Pour revenir donc à cette notion de secret des couples qui durent, il convient de revenir à cette notion de temps qui s’écoule. L’homme et la femme qui veulent réussir leur vie de couple, doivent accepter de laisser le temps s’écouler, et ne jamais vouloir rompre cet écoulement régulier des secondes, des minutes, des heures, des jours et des années de nos vies. Vouloir aller plus vite que le temps à un certain moment, c’est vouloir à un moment aller seul car comme le dit le proverbe « Seul on va plus vite, Ensemble on va plus loin ». Vouloir aller contre le temps, c’est vouloir à un moment rattraper ce passé qui est loin derrière et que l’on ne pourra plus jamais retrouver. « Le passé est un phare et non un port »  on doit se retourner de temps en temps pour savoir d’où l’on vient et reconnaître la distance que l’on a parcouru, mais vouloir retourner à notre port de départ en plein milieu de notre expédition en mer, c’est accepter de revenir les mains vides et peut-être ne retrouver que des vestiges d’un passé idéalisé.

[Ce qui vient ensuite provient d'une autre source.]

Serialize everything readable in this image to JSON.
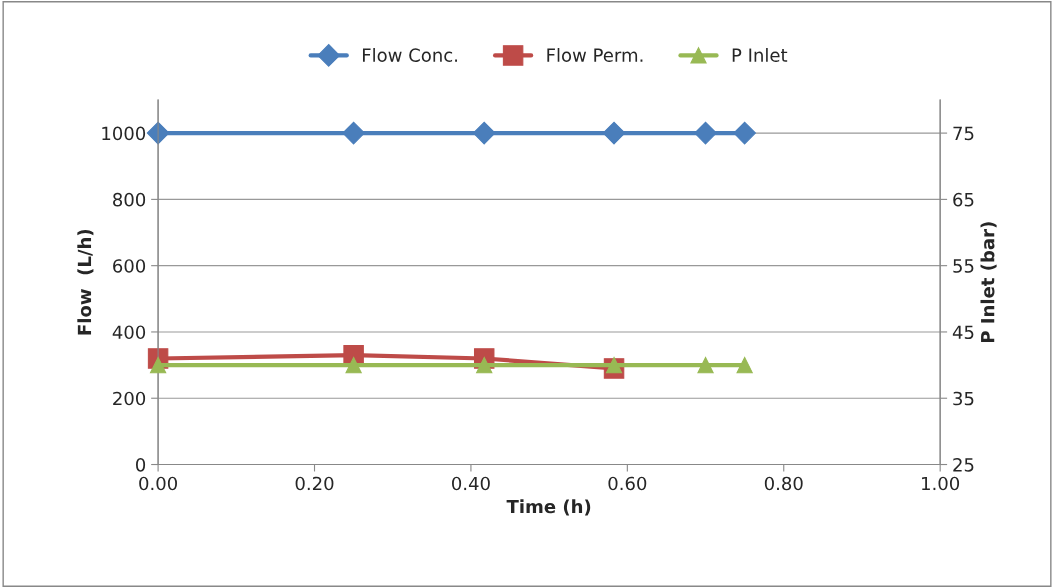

Comprendre que ce temps est parmi ce qu’il y a de plus précieux dans notre vie, c’est comprendre aussi que dans un couple la gestion de ce temps à deux est un des secrets du bonheur partagé. L’islam nous donne de multiples routines pour gérer individuellement notre temps: les routines quotidiennes des cinq prières ou des invocations du matin et du soir, les routines hebdomadaires de la prière du vendredi, les routines annuelles du ramadan ou de la zakat al maal… De la même manière, les couples qui réussissent mettent très tôt dans leur couple des routines pour ne pas céder parfois à la tentation de vouloir changer trop de choses d’un coup, mais au contraire régler le tempo de leurs vie sur ce temps qui s’écoule. Ces routines peuvent parfois être très simples, comme un baiser le matin en se réveillant, un petit déjeuner préparé parfaitement selon les goûts de son (sa) partenaire, ou une promenade hebdomadaire à deux. Parfois ce sont des routines plus engageantes, comme des soirées à deux chaque mois ou des sorties à deux chaque mois planifiées à l’avance dans l’agenda de chacun.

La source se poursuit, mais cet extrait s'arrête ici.